Spanish history rounded a gigantic turning point in the year 711 A.D., when Muslim armies landed on the beaches of southern Spain. The Umayyad conquest would terrorize almost all of Spain. Only in the northwesternmost corner of Spain did resistance hold out against the invaders.

The Islamic armies burned entire villages to the ground, and sold captured Spanish children into slavery.

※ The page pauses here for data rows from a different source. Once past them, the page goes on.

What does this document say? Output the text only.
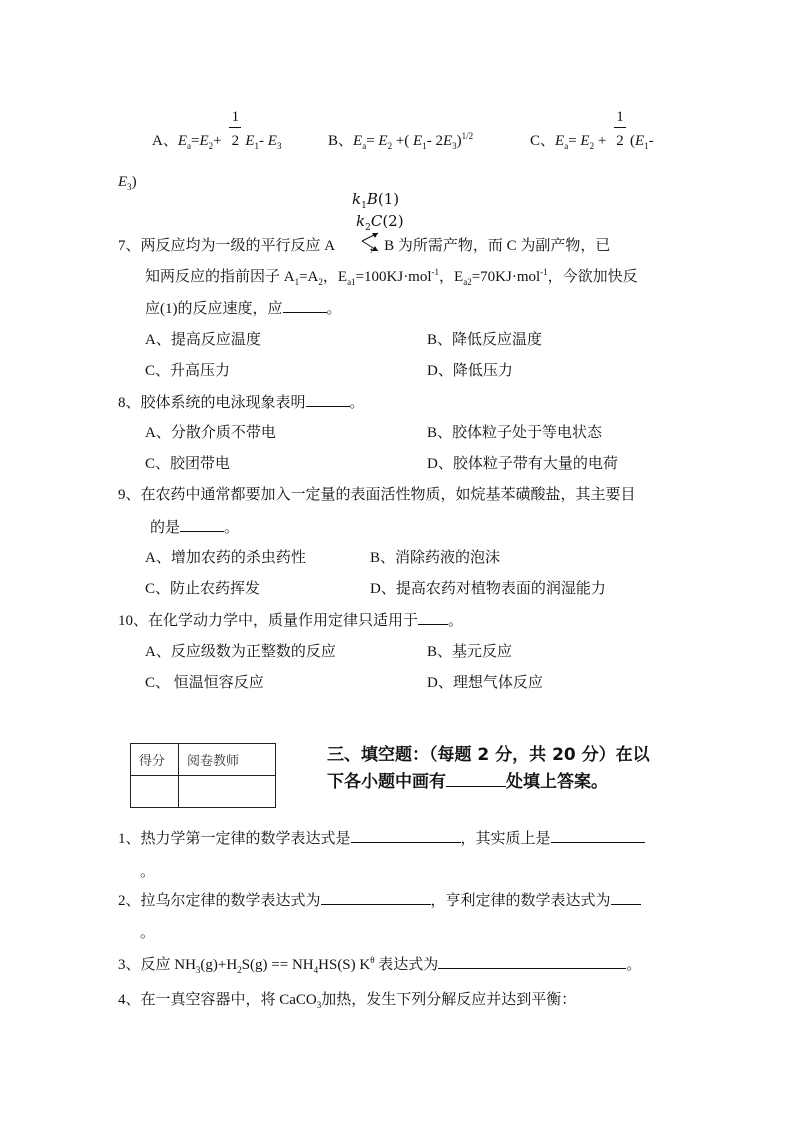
A、$E_a=E_2+ \frac{1}{2} E_1-$ $E_3$	B、$E_a= E_2$ +( $E_1-$ $2E_3)^{1/2}$	C、$E_a= E_2 + \frac{1}{2} (E_1-$
$E_3$)
$k_1B(1)$
$k_2C(2)$
7、两反应均为一级的平行反应 A ，B 为所需产物，而 C 为副产物，已
知两反应的指前因子 $A_1=A_2$，$E_{a1}=100KJ\cdot mol^{-1}$，$E_{a2}=70KJ\cdot mol^{-1}$，今欲加快反
应(1)的反应速度，应	。
A、提高反应温度	B、降低反应温度
C、升高压力	D、降低压力
8、胶体系统的电泳现象表明	。
A、分散介质不带电	B、胶体粒子处于等电状态
C、胶团带电	D、胶体粒子带有大量的电荷
9、在农药中通常都要加入一定量的表面活性物质，如烷基苯磺酸盐，其主要目
的是	。
A、增加农药的杀虫药性	B、消除药液的泡沫
C、防止农药挥发	D、提高农药对植物表面的润湿能力
10、在化学动力学中，质量作用定律只适用于 。
A、反应级数为正整数的反应	B、基元反应
C、 恒温恒容反应	D、理想气体反应
得分	阅卷教师
		三、填空题：（每题 2 分，共 20 分）在以
下各小题中画有	处填上答案。
1、热力学第一定律的数学表达式是	，其实质上是
。
2、拉乌尔定律的数学表达式为	，亨利定律的数学表达式为
。
3、反应 $NH_3(g)+H_2S(g) == NH_4HS(S)$ $K^\theta$ 表达式为	。
4、在一真空容器中，将 CaCO$_3$加热，发生下列分解反应并达到平衡：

Spanish women were raped and enslaved, and Spanish men were executed or enslaved.

Who were the Spaniards in 711 A.D.? Until that year, a colorful diversity of people lived in peaceful coexistence on the Iberian Peninsula: Native Spaniards, who were mainly Celts; a few descendants of the Roman settlers who’d moved into the area centuries earlier; Jews of mideastern descent; and Visigoths, Germanic administrators who’d helped create a more complex urban society there.

All of these various groups would suffer under the military occupation which would control most of Spain for the next few centuries.

As historian Dario Fernandez-Morera explains, “Spain was conquered and colonized by the forces of the Islamic Caliphate” in 711 A.D., starting from the southernmost point of Spain, advancing northward, and spreading east and west. “The conquest was carried out by force.”

How did most of Spain fall so quickly and so easily? “The Muslim conquerors used force to defeat the resistance of the Christian Visigoth kingdom, a nascent civilization.” Spain’s government was too new to offer strong resistance; it was still in the process of formation.

The Spaniards who were not executed or enslaved had the option of “living in subaltern status in Islamic lands.” Such humiliation was more tolerable than facing “the consequences of resisting.” But even for those who chose to submit to the occupying Muslim armies, there “was always the threat of brutal force.”

After 711 A.D., Spain endured several centuries of “religious and therefore cultural repression in all areas of life and the marginalization of certain groups - all this in the service of social control by autocratic rulers and a class of religious authorities.” Islam oppressed and nearly extinguished Judaism, Christianity, and anything else in Spain that might not fit into the narrow confines of Sharia law.

It seemed as if Spain might be gone forever: as if its people and culture would be ground into the dirt under the marching boots of Muslim soldiers. But in northwestern Spain, a few brave resisters held out, and fought back over the next few centuries. They salvaged Spain. It is their magnificent achievement that today there is a Spain at all.